Crowder contrasts the difference in climate between “a foggy hillside on the North Coast” and “an arid plain in the Central Valley” as a way of highlighting the value in validating and celebrating the distinct local properties that influence the terroir of a cannabis strain.
Another term from the world of wine, “terroir” is a French word which refers to environmental factors affecting a crop’s phenotype (or characteristics). Just as wine from a given region may be reputed for giving a vintage a hint of walnuts or strong notes of cherry and spice, certain areas of the state are reputed for the specific cannabis they grow and specific characteristics associated with their given neck of the woods.
For seasoned cannabis growers in areas like California’s hallowed Emerald Triangle (a geographic region consisting of three counties: Trinity, Humboldt, and Mendocino), they know that altitude, soil, strain genetics, and a host of other factors all play a role in determining the construct of a given crop yield. And just like saying your winery is located in Napa comes with a certain level of cache, Humboldt growers and their peers are eager to assert the same privilege.
To that end, this month, Califronia’s state Congress passed Senate Bill 67, which will would establish a statewide appellation system.
What was once a dream is thus now on the precipice of becoming reality.
As Crowder details, “If cannabis industry leaders and the California Department of Food and Agriculture (CDFA) follow through on a mutually accepted agenda, the appellation of origin application process will be in place by Jan. 1. It would be the world’s first program of its kind for commercial cannabis farmers.”
By establishing what amounts to a groundbreaking new system, cannabis farmers would be afforded a level of legitimacy, prestige, and exposure by the state. It’s also one which the smallest operators among them suggest is, in many cases, their best hope of staying viable in an exuberantly expensive, hyper-competitive legal marketplace.
Beyond that, cannabis appellations of origin would also offer potential benefits with regard to biological and ecological preservation efforts.
“Appellations add value to craft cannabis cultivators by calling out the special nature of cannabis grown and processed in historical cannabis growing regions,” Eleanor Kuntz, CEO of the Sebastopol cannabis DNA testing company Leafworks, told the San Francisco Chronicle.
Helping matters is the fact that some of the toughest work has arguably already been done. Through the labors of an organization called the Mendocino Appellations Project (MAP), 11 distinct cannabis appellations within Mendocino alone have already been defined. Hollie Hall, a watershed resources specialist, has also reportedly designed a baseline appellation study for Humboldt County.
“What is really important is to take advantage of this opportunity of developing a terroir-based appellation,” Hall told the Chronicle. “To maintain standards that the plant has roots, some element of contact with the native soil, that the plant is watered with water that came from the site, and the plant has exposure to sunlight and is not manipulated by artificial lighting.”

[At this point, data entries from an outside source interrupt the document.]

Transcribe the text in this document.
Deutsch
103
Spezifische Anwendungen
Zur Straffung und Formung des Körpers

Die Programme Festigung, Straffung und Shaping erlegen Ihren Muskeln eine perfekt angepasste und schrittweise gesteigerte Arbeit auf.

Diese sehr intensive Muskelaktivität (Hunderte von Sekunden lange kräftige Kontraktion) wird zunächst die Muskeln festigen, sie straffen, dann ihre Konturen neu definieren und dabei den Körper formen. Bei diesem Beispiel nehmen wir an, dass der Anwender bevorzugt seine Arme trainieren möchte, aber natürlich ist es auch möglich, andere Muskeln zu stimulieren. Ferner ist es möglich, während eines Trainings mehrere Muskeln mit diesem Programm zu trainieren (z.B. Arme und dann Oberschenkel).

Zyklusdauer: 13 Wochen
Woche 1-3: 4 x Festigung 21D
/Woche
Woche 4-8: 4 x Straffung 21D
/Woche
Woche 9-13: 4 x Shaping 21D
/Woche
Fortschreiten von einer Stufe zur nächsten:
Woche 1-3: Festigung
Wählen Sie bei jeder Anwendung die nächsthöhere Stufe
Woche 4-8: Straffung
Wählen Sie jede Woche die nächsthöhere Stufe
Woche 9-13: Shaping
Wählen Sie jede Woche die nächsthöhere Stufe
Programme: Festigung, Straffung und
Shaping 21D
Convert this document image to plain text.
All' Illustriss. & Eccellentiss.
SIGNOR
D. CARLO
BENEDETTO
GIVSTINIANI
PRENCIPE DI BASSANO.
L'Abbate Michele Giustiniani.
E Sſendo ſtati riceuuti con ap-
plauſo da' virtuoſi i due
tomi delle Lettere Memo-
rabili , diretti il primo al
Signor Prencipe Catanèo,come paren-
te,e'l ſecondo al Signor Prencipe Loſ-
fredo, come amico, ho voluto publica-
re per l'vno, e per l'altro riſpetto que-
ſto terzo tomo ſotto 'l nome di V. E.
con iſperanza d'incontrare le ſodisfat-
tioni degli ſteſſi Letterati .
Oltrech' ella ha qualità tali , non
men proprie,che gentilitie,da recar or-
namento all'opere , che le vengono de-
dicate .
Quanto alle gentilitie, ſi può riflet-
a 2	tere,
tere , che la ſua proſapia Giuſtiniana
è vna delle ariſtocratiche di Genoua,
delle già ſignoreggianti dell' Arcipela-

Given one of the lasting grievances that continues to linger in the wake of Prop. 64 (the California bill that legalized adult-use cannabis sales in 2016) is that the worries and wisdom of farmers went utterly ignored, it would seem wise to listen to them now on an issue they ostensibly know best. It appears such actions are now underway, offering a glimpse into an industry future where terroir does the talking.